Çünkü paşaların konuştuğu metin, "Sarıkız" darbe planıydı. Kara Kuvvetleri Komutanı Aytaç Yalman'a göre, darbe planlarını hazırlayan, "Jandarma Genel Komutanı daima bir ihtilal özlemi içerisinde" ydi.

Sadece Jandarma komutanı mı dediğinizi duyar gibiyim.

Peki o günlerden buraya nasıl gelindi.

Başbakan Erdoğan'ın katıldığı ilk MGK toplantılarından biriydi. Cumhurbaşkanı Sezer'in başkanlığında yapılan MGK toplantısında Şener Eruygur, hükümeti hedef almış ağır ithamlarda bulunuyordu. Başbakan Erdoğan uyarmasına rağmen konuşmasını sürdüren Eruygur'a, "Kes ulan" diye gürlemek durumunda kalmıştı.

2006 yılı Yüksek Askeri Şûrâ toplantısından da kamuoyuyla ilk kez paylaşacağım bir anekdotu aktarmak istiyorum.

"Hava Kuvvetleri Komutanı Orgeneral Faruk Cömert Milli Eğitim Bakanlığı'ndaki irticai faaliyetler konusunu gündeme getiriyor. Başbakan dinlerken tek tek not alıyor.

Konuşma bitince, gergin bir havada, "Bunlar Hava Kuvvetleri'nin görevi değil" diyor. Buz gibi bir hava esiyor. "Ama aynı zamanda söyledikleriniz de doğru değil. Göreviniz olmamasına rağmen yine de tek tek cevap vereceğim" diye konuşuyor. Cömert'in gündeme getirdiği iddiaları çürütüyor.

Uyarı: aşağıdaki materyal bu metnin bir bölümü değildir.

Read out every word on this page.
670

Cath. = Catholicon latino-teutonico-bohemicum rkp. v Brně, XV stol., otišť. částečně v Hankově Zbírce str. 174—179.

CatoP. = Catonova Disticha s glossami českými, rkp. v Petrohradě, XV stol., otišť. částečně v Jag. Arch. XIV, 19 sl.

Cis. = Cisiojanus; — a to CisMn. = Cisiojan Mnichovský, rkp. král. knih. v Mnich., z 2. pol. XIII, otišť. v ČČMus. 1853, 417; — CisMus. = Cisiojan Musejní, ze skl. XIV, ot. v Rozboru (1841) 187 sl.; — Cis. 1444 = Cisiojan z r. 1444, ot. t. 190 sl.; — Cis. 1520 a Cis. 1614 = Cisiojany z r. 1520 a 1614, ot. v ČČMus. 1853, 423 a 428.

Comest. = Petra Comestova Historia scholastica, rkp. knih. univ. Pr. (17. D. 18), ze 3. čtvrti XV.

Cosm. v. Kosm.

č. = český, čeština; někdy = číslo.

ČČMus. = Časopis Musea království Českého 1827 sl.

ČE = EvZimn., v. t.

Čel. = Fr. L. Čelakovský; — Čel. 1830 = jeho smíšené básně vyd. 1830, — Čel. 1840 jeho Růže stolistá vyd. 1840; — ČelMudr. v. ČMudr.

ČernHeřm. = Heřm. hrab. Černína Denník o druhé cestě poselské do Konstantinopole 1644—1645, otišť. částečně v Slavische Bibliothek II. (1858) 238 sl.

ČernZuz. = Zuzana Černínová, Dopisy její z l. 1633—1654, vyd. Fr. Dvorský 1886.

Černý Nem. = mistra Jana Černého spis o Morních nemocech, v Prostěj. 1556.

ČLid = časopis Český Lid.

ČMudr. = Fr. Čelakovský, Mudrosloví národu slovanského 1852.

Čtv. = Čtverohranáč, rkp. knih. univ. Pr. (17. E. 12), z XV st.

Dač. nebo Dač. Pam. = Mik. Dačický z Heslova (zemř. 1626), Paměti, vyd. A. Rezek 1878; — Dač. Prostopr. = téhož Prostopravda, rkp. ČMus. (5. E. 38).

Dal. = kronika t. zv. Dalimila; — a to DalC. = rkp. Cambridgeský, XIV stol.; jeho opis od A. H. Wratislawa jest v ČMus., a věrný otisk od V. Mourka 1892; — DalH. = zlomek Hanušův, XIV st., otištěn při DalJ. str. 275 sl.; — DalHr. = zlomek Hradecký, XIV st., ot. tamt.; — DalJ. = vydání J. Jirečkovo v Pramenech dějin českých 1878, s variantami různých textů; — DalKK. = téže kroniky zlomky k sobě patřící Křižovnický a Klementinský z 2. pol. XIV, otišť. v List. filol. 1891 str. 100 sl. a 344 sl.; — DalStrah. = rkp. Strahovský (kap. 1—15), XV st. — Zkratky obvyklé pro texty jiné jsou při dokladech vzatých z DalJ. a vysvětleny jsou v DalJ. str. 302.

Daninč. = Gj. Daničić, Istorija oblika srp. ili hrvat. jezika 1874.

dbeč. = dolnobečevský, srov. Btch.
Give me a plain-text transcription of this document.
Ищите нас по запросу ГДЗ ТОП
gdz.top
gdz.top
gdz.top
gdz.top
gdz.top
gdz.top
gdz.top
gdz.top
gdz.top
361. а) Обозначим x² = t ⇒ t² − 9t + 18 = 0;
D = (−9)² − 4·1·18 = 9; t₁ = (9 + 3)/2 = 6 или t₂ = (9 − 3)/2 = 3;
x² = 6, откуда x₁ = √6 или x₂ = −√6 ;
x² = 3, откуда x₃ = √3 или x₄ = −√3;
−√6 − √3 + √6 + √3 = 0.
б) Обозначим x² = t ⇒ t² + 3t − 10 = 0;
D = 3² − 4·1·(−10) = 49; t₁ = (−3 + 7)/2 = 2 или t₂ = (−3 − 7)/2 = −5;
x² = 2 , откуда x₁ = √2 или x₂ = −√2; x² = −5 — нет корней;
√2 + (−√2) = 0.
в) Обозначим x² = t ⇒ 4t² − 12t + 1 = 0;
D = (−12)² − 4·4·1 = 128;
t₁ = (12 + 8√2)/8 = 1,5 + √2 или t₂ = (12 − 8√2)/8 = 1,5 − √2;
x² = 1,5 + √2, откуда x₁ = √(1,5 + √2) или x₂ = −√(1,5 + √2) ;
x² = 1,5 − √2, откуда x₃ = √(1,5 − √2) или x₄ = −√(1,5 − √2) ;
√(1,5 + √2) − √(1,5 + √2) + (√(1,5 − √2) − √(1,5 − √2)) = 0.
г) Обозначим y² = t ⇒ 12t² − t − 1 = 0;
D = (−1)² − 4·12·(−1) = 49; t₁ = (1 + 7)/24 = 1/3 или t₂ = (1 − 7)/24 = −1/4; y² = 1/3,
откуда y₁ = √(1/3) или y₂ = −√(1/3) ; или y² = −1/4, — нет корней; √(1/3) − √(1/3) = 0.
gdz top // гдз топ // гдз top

Başbakan'ın bu çıkışı üzerine kimse söz alamıyor.

Şûrâ toplantısından sonra Faruk Cömert, aracına bindikten sonra, "Ben konuyu açacaktım, diğer komutanlar da dalacaktı. Ama hepsi beni sattı" diye hayıflanıyor.

Son bir not da, Dolmabahçe'den. Büyükanıt'tan değil, Koşaner'den.

Balyoz Darbe Planı soruşturması kapsamında aralarında generallerin de bulunduğu 102 TSK mensubu hakkında tutuklama kararı çıkınca Harbiye Orduevi'nde ailelerle görüşen Koşaner Paşa o hızla soluğu Başbakan'ın Dolmabahçe'deki ofisinde almıştı.

Konuşmanın bir yerinde Koşaner Paşa sesini yükseltip, bilinen üslupla konuşmaya başlayınca Başbakan, "Otur oturduğun yerde, ne yapacaksın?" diye çıkışmıştı.

Genelkurmay Başkanı ve kuvvet komutanının bir gecede istifa etmesine rağmen, 5.5 saat içerisinde atama yapıp Yüksek Askeri Şûrâ toplantısına tek başına başkanlık eden bir Başbakan Recep Tayyip Erdoğan.

İstiklal Mahkemeleri, Yassıdalar ve darbelerle kurulan askeri vesayeti geriletmede en büyük pay ona ait. Onun güçlü liderliği olmasa bu mesafe alınamazdı.

Ama millet de onun bu mücadelesini taçlandırdı.

MİT yöneticilerine ifade kriziyle başlayan süreci Başbakan'ın iradesini sorgulama gibi bir noktaya çekmek isteyenlere, Erdoğan'ın kim olduğunu ve Türkiye'nin buraya nerelerden geldiğini hatırlatmak istedim.

Demokratikleşme adına alacağımız daha çok mesafe, aşmamız gereken bir yığın engel varken, birbirimizi yemenin anlamı ne?